- Also known as: Ace Flash and the Dynamos
- Origin: Sheffield, England
- Genres: Pub rock; pop rock; soft rock;
- Years active: 1972–1977
- Labels: Anchor ABC Varèse Sarabande
- Past members: Paul Carrack; Alan "Bam" King; Terry "Tex" Comer; Phil Harris; Steve Witherington; Fran Byrne; Jon Woodhead;

= Ace (band) =

English rock band featuring Paul Carrack (1972–1977)

Ace were an English rock band featuring Paul Carrack, who later became famous as a vocalist for Mike + The Mechanics and as a solo artist. Ace were perhaps best known for their hit single "How Long", which was a top 20 single in the United Kingdom in 1974, and reached no. 3 in the United States and Canada in 1975.

==Career==
The band formed in December 1972 in Sheffield as "Ace Flash and the Dynamos", but soon shortened the name to "Ace". The members were assembled from various professional bands. Carrack and Terry Comer had previously played with Warm Dust, and Alan "Bam" King with Mighty Baby and before that the 1960s band The Action. Fusing elements of pop and funk, Ace achieved popularity on the pub rock circuit.

Before the recording of their debut album, Five-A-Side, the former drummer of Bees Make Honey, Fran Byrne, replaced Steve Witherington. The single "How Long" was taken from this record, and was a significant chart success, achieving a top 20 place in the UK Singles Chart, and reaching number three in the US Billboard Hot 100 chart in the spring of 1975. The Five-A-Side album did well on its own too, peaking at number 11 on the Billboard 200. Carrack, the band's keyboardist and chief songwriter, sang lead on "How Long", while follow-up singles were sung by other band members.

Ace eventually moved to the United States, replacing Phil Harris with Jon Woodhead in June 1976, and releasing their third and final album No Strings in January 1977. Unlike earlier Ace LPs, the latter featured Carrack's vocals, with Carrack singing lead on the two singles issued from the album.

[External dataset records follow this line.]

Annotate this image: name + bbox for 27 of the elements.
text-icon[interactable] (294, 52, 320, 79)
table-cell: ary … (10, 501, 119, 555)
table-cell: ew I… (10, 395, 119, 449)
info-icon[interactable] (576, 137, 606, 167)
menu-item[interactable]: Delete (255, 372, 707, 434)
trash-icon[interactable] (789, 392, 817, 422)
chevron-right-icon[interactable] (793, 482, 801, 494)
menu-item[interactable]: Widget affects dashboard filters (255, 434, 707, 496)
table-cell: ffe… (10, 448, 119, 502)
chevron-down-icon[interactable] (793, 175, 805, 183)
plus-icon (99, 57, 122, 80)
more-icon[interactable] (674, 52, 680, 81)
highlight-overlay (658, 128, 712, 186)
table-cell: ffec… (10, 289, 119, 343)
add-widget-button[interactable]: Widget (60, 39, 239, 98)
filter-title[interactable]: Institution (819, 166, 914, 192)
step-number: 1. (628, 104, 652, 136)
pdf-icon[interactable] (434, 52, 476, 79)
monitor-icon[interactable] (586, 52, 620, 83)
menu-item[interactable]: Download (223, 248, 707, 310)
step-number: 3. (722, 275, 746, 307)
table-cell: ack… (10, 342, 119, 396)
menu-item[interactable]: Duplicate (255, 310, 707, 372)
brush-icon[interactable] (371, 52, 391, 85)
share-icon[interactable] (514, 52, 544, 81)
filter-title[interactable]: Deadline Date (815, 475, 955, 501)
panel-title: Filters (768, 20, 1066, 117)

The singles did not chart and Ace disbanded in July 1977, when Carrack, Comer and Byrne all joined Frankie Miller's backing band.

In addition to his solo career, Carrack has since played with Eric Clapton, Nick Lowe, Roger Waters and his The Bleeding Heart Band, Roxy Music for the Manifesto album and tour, Squeeze in the early 1980s, and Mike + The Mechanics, for which he is best known. His solo re-recording of "How Long" became a UK top 40 hit again in 1996.

==Personnel==
- Paul Carrack (born 22 April 1951, Sheffield, Yorkshire) – keyboards, vocals (1972–1977)
- Alan "Bam" King (born 18 September 1946, Kentish Town, London) – rhythm guitar, vocals (1972–1977)
- Terry "Tex" Comer (born 23 February 1949, Burnley, Lancashire) – bass (1972–1977)
- Phil Harris (born Philip Harris, 18 July 1948, Muswell Hill, London) – lead guitar, vocals (1972–1976)
- Steve Witherington (born 26 December 1953, Enfield, Middlesex) – drums (1972–1974)
- Fran Byrne (born 17 March 1948, Dublin, Ireland) – drums (1974–1977)
- Jon Woodhead – lead guitar, vocals (1976–1977)

==Discography==
===Studio albums===

Year: Album; Peak chart positions; Record label
US: CAN
1974: Five-A-Side; 11; 16; Anchor Records
1975: Time for Another; 153; —
1977: No Strings; 170; —
"—" denotes releases that did not chart.

===Compilation albums===
- Six-A-Side (1982)
- How Long: The Best of Ace (1987)
- The Very Best of Ace (1993)
- The Best of Ace (Varèse, 2003)

===Singles===

Year: Title; Peak chart positions; Record label; B-side; Album
US: US AC; CAN; UK
1974: "How Long"; 3; 24; 3; 20; Anchor Records; "Sniffin' About"; Five-A-Side
1975: "Rock & Roll Runaway"; 71; —; —; —; "I Ain't Gonna Stand for This No More" (A-side)
"I Ain't Gonna Stand for This No More": —; —; —; 51; "Rock & Roll Runaway"; Time for Another
"No Future in Your Eyes": —; —; —; —; "I'm a Man"
1977: "You're All That I Need"; —; —; —; —; "Crazy World"; No Strings
"Found Out the Hard Way": —; —; —; —; "Why Did You Leave Me"
"—" denotes releases that did not chart or were not released in that territory.